Department of Medical Pharmacology and Physiology, University of Missouri School of Medicine, Columbia, MO 65212, USA.
J Mol Cell Cardiol. 2012 Jan;52(1):93-104. doi: 10.1016/j.yjmcc.2011.10.011. Epub 2011 Oct 23.
While ethanol intake at high levels (3-4 or more drinks), either in acute (occasional binge drinking) or chronic (daily) settings, increases the risk for myocardial infarction and stroke, an inverse relationship between regular consumption of alcoholic beverages at light to moderate levels (1-2 drinks per day) and cardiovascular risk has been consistently noted in a large number of epidemiologic studies. Although initially attributed to polyphenolic antioxidants in red wine, subsequent work has established that the ethanol component contributes to the beneficial effects associated with moderate intake of alcoholic beverages regardless of type (red versus white wine, beer, spirits). Concerns have been raised with regard to interpretation of epidemiologic evidence for this association including heterogeneity of the reference groups examined in many studies, different lifestyles of moderate drinkers versus abstainers, and favorable risk profiles in moderate drinkers. However, better controlled epidemiologic studies and especially work conducted in animal models and cell culture systems have substantiated this association and clearly established a cause and effect relationship between alcohol consumption and reductions in tissue injury induced by ischemia/reperfusion (I/R), respectively. The aims of this review are to summarize the epidemiologic evidence supporting the effectiveness of ethanol ingestion in reducing the likelihood of adverse cardiovascular events such as myocardial infarction and ischemic stroke, even in patients with co-existing risk factors, to discuss the ideal quantities, drinking patterns, and types of alcoholic beverages that confer protective effects in the cardiovascular system, and to review the findings of recent experimental studies directed at uncovering the mechanisms that underlie the cardiovascular protective effects of antecedent ethanol ingestion. Mechanistic interrogation of the signaling pathways invoked by antecedent ethanol ingestion may point the way towards development of new therapeutic approaches that mimic the powerful protective effects of socially relevant alcohol intake to limit I/R injury, but minimize the negative psychosocial impact and pathologic outcomes that also accompany consumption of ethanol.
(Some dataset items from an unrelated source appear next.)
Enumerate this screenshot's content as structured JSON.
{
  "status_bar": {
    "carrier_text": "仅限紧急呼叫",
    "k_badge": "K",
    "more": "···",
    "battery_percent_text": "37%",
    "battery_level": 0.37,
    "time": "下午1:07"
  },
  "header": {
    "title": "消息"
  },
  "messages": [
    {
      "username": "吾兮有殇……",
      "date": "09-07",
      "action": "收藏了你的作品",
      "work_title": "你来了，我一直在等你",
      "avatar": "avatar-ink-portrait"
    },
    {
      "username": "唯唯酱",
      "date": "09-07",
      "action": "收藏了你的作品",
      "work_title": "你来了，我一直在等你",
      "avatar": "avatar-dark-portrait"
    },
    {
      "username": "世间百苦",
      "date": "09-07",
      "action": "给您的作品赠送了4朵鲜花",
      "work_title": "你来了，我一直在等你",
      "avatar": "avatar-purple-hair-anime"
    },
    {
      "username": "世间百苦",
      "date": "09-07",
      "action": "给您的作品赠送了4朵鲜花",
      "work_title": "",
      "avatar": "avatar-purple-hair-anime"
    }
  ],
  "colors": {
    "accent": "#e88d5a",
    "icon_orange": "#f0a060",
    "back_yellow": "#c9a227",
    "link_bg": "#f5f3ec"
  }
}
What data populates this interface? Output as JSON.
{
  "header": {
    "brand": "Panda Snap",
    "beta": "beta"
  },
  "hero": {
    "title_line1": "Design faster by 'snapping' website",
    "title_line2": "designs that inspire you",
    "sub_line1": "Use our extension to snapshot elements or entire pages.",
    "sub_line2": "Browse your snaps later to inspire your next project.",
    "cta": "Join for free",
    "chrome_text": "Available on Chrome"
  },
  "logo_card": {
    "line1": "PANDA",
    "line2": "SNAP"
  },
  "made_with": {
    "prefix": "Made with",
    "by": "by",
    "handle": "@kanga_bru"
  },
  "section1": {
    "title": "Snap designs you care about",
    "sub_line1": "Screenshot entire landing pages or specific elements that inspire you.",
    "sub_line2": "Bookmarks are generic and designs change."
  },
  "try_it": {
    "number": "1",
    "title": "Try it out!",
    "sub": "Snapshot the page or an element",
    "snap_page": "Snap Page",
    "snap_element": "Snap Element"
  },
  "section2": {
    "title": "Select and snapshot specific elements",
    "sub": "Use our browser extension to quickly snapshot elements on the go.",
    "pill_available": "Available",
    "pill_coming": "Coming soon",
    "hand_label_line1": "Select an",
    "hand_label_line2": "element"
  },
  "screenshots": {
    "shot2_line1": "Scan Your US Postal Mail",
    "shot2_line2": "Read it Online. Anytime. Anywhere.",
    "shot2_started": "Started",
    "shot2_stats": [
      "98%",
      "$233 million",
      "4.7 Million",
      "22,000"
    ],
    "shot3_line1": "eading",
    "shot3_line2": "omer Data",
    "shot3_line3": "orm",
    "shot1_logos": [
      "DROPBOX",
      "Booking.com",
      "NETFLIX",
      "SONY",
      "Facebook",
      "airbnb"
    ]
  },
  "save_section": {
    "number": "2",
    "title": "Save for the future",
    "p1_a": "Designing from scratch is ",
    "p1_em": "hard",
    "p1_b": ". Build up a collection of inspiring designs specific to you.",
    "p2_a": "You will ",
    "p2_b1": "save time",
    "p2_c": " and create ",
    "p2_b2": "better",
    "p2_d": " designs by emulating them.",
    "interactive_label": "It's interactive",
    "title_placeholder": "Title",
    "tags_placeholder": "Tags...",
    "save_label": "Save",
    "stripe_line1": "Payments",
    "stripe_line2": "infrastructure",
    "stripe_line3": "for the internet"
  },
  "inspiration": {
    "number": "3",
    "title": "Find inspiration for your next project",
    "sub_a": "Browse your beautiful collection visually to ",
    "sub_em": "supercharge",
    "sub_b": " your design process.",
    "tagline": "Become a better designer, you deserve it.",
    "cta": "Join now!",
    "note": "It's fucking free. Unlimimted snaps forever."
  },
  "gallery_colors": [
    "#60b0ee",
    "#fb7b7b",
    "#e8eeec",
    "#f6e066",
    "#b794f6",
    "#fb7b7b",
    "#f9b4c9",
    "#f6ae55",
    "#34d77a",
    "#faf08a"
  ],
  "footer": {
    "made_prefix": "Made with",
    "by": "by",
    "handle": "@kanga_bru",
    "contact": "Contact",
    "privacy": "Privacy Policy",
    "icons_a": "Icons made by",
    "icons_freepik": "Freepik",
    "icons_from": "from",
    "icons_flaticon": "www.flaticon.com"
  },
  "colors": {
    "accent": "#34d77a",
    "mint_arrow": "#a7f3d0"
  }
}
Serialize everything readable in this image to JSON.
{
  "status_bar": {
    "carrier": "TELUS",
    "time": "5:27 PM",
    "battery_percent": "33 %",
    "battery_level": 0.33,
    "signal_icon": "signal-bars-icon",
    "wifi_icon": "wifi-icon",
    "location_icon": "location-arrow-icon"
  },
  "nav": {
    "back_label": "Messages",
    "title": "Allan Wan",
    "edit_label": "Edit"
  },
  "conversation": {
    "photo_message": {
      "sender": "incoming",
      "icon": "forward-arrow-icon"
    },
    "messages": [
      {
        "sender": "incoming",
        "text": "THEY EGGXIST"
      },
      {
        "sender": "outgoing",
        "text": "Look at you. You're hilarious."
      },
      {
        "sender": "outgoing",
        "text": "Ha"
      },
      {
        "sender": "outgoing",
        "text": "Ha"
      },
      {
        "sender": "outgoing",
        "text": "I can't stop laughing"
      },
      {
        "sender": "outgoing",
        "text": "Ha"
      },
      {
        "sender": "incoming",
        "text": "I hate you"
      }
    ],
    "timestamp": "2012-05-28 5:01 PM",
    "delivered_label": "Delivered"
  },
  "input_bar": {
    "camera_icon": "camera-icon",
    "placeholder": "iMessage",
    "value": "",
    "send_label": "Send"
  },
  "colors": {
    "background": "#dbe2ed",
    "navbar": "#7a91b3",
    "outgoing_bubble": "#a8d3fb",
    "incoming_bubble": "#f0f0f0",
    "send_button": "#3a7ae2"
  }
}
虽然高剂量(3-4 或更多饮料)的乙醇摄入,无论是急性(偶尔酗酒)还是慢性(每日)摄入,都会增加心肌梗死和中风的风险,但大量流行病学研究一致指出,轻至中度(每天 1-2 饮料)的规律饮酒与心血管风险之间呈反比关系。虽然最初归因于红葡萄酒中的多酚抗氧化剂,但随后的研究已经确定,无论酒精类型(红葡萄酒与白葡萄酒、啤酒、烈酒)如何,乙醇成分都有助于与适度饮酒相关的有益效果。关于这种关联的流行病学证据的解释存在一些担忧,包括许多研究中检查的参考组的异质性、适度饮酒者与戒酒者的不同生活方式,以及适度饮酒者的有利风险特征。然而,更好控制的流行病学研究,特别是在动物模型和细胞培养系统中进行的研究,证实了这种关联,并明确确立了饮酒与缺血/再灌注(I/R)引起的组织损伤减少之间的因果关系。本综述的目的是总结支持乙醇摄入可降低不良心血管事件(如心肌梗死和缺血性中风)发生可能性的流行病学证据,即使在伴有共存危险因素的患者中也是如此,讨论在心血管系统中具有保护作用的理想数量、饮酒模式和类型的酒精饮料,并回顾最近旨在揭示先前乙醇摄入的心血管保护作用的机制的实验研究结果。对先前乙醇摄入引起的信号通路的机制探究可能为开发新的治疗方法指明方向,这些方法模仿社交相关的饮酒对限制 I/R 损伤的强大保护作用,但最大限度地减少了与乙醇消耗相关的负面心理社会影响和病理后果。